Very urgent cases, involving real financial hardship, are pushed to the top of the list. Everyone else must wait anything up to two years before their complaint is ruled on.
So how did it all go so wrong?
You can blame the service. You could argue that the extra staff brought on during the PPI scandal were too few and too late - although it argues it couldn't bring anyone on faster because they couldn't be trained up any quicker without cutting corners.
However to blame the FOS would be to miss the bigger picture. It is brought in when two things have already gone horribly awry. It's the fact that the financial institutions are incapable of meeting two of their most important obligations that has brought us to this horrible situation in the first place.
The banking failures
The first is that the financial company has let the customer down The products are not up to scratch, the salespeople flogging it at the firm in question have done a bad job, the product fails to work as it is supposed to, and promises have been broken. None of these things are anything to be proud of. Each of them demonstrates that the sole purpose of a financial company is to make money, and customers are simply the way they achieve their goal. If the customer suffers in the process, then so be it.
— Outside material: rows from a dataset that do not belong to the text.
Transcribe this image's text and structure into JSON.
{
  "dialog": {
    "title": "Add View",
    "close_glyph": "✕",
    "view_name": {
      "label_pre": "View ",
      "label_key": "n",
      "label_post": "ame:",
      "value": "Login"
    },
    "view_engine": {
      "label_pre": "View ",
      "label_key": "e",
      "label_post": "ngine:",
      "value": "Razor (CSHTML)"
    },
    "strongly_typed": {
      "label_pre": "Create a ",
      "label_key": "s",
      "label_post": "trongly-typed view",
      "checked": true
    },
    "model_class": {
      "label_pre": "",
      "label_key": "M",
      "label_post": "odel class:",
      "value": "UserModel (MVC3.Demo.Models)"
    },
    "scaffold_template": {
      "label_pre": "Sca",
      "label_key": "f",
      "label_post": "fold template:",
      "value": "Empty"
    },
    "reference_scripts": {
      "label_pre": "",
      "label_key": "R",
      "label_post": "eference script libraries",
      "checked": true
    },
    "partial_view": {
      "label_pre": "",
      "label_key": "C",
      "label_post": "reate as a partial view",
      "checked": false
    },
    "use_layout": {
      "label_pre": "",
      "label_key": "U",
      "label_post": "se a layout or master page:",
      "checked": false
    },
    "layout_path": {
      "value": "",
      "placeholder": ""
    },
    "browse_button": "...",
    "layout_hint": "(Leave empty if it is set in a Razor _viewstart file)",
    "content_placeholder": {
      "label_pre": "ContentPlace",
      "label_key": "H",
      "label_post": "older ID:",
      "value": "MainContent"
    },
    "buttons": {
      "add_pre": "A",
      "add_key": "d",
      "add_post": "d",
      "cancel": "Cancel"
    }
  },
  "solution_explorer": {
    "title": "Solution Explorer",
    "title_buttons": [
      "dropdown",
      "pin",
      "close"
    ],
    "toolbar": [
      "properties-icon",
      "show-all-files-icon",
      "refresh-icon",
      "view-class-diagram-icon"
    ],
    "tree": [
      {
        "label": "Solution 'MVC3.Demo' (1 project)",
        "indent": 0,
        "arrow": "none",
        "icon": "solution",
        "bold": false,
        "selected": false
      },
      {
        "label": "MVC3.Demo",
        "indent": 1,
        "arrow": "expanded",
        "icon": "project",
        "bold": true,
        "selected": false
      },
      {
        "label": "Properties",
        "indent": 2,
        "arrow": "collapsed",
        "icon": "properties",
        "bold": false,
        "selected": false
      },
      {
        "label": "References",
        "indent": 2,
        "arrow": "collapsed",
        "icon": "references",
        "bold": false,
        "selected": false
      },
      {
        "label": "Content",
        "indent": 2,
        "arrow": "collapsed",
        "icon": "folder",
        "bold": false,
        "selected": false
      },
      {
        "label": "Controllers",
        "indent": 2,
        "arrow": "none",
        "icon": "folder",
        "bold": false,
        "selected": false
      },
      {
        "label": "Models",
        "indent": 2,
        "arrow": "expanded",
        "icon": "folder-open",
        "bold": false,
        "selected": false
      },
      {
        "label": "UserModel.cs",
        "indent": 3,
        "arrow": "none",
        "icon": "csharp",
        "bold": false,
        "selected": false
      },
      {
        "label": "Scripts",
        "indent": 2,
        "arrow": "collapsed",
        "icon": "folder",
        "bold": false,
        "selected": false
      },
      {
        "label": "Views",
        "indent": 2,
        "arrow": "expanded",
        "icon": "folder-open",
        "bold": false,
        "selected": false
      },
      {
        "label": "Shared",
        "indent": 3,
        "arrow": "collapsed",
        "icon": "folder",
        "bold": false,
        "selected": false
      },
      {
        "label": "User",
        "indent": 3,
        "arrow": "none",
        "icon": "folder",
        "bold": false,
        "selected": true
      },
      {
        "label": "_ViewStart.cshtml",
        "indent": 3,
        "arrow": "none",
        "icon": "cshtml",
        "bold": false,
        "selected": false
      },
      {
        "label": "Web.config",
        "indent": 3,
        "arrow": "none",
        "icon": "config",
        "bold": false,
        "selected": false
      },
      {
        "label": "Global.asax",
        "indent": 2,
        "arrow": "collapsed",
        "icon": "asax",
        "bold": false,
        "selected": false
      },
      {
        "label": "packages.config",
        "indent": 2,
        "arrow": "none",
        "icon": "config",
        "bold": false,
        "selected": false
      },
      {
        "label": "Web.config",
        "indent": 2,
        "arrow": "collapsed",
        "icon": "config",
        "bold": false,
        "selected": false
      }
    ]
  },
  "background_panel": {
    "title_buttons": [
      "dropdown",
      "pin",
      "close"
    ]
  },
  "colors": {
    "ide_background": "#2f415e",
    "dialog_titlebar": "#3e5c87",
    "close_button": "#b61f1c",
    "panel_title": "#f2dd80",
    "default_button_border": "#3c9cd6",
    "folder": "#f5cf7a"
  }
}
The second factor is that once something goes wrong, the company in question fails to fairly and sensibly address the issue - or it does so with so little respect for the customer that they feel they need to turn to someone else for redress. This is a very sorry state of affairs. Clearly financial companies have lost touch with the fact that they are dealing with real people. They have forgotten that the dots on a graph are real individuals with serious questions about what the business has been up to with their money. They deserve respect and attention, and for someone to take them seriously.
It was the fact that financial institutions forgot they were dealing with real people and real money that got us into the financial crisis in the first place. The game took over and making money became the one and only aim.
If these figures are anything to go by, then they have learned nothing from the process. The number of complaints is a sign that all is still rotten among the banks, and the sooner something is done to shake them up from their relentless, callous, money grabbing the better.